He bowed to them both and stepped out.
Lucifer smiled.
“Magic.”
“Destroy things much?”
“Oh yes.
I was very destructive.”
“I am surprised our children did not have you tagged and monitored.”
“They tried, it failed.”
She came to a statue of her without wings.
“Where did the wings go?”
Lucifer stared at the statue.
“I had hoped you would fall and join us wingless, I searched for you.
I was not right in the head during that time.”
“What time?”
Lucifer thought back.
“I cannot clearly remember, some of the pyramids had not yet been built.
I wrecked one.
I flooded somewhere else.”
He rubbed his temples.
“I do not like thinking back to that time.

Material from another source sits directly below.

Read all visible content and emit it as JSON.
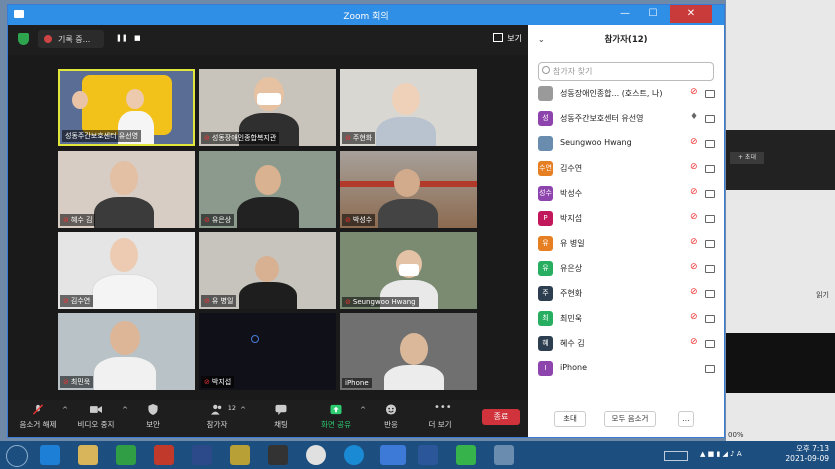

I was trapped in a cycle, I searched, I grew angry and destroyed, then I would try to destroy myself.
I tried to kill myself many times.”
He looked at her seriously.
“You and I cannot die by our own hand.
There is nothing on this planet that can do that, only the spear.”
Dahlia sighed.
“Just in case I wondered?”
“Yes.”
She slapped him.
“Do not be that stupid again!”
He shrugged off the blow.
“I have no reason to now.”
Dahlia gripped his shoulders.
“Even if I were dead I would not want you to die!
Got it?
I want you to live and be strong, I mean it!”
Ceres appeared in the doorway.
“I do not wish to interrupt, but we have been waiting to lay Sani to rest.”
Lucifer nodded.
“We will be there shortly.”
Ceres bowed her head and backed out.
Dahlia looked up at Lucifer.
“Sani, Apple’s brother?”
“He perished before the Archangels came.
They are to see him off in the royal tombs.
I have been present for all of the burials.”
“Have there been many?”
“More than there should.”
He looked grim.
“Come, they have a private ceremony, but we should be there for the entombing.”
Dahlia nodded.
She let Lucifer pick her up.
He warped the palace to take him outside to the Grand Promenade.
Lilliam clogged the streets.
They gaped and dropped to their knees at the sight of Lucifer and Dahlia.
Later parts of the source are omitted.